And Hamilton told Focus, the magazine for Australia's National Local Government Association, that the shire has also used OSS to develop its Web site and intranets using the Web-based Drupal Content Management System (CMS).

He says Drupal offers more than 1000 modules to work from and has Australian consultants available for those needing help.

"Over 200 developers have contributed to the Drupal package and so much information is available, that if you had to commercially write the program, it would cost over $25 million," he said.

Busselton is also using OSS for its help desk application. Paul Hamilton said Council previously used Outlook Public folders, but found it hard to gather statistics on what problems were being addressed.

"I spent some time looking and trialling a lot of free and commercial help desk software packages before settling on 'One or Zero'," he said. "With One or Zero, users can use their normal network usernames and passwords, and they can also check the status of their submissions. The program also comes with a suite of reports and graphs, so we have great records of what we are doing."

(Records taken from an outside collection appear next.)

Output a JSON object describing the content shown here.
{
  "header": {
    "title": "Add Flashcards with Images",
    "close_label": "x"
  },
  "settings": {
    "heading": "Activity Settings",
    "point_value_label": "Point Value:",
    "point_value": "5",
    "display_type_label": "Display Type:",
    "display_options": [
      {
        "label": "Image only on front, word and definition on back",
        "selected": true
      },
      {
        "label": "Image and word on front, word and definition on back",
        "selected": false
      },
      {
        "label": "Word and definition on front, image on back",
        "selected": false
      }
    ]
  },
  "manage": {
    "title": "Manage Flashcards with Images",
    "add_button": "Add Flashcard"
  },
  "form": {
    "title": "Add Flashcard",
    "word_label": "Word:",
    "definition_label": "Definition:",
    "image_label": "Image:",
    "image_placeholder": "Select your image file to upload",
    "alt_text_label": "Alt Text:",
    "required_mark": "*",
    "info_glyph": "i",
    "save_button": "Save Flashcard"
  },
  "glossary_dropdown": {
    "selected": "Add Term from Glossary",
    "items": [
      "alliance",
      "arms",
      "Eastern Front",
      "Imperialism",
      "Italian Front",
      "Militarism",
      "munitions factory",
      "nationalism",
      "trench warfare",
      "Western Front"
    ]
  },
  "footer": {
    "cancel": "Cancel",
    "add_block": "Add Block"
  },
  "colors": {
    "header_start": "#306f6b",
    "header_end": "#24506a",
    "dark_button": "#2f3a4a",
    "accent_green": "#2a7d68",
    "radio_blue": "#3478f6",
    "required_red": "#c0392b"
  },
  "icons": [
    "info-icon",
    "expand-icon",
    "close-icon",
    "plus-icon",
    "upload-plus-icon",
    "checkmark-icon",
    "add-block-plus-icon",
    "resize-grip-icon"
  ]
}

While it has no figures on Australian local government use of open source, Gartner conducted a survey of a sample of government agencies in North America and Europe in the autumn of 2007 which found open-source software (OSS) is progressing in both regions and at all tiers of government, and that it is making inroads in the higher levels of the technology stack. And in contrast to commonly held perceptions, it found North America had greater penetration and adoption maturity than Europe, and OSS is not limited to state and local agencies. It also found the emergence of collaborative communities suggests that open source and community source will have considerable influence in government legacy modernization.

The report found

  • OSS is reaching significant penetration well beyond IT infrastructure. The areas range from database management systems (DBMSs) to business applications.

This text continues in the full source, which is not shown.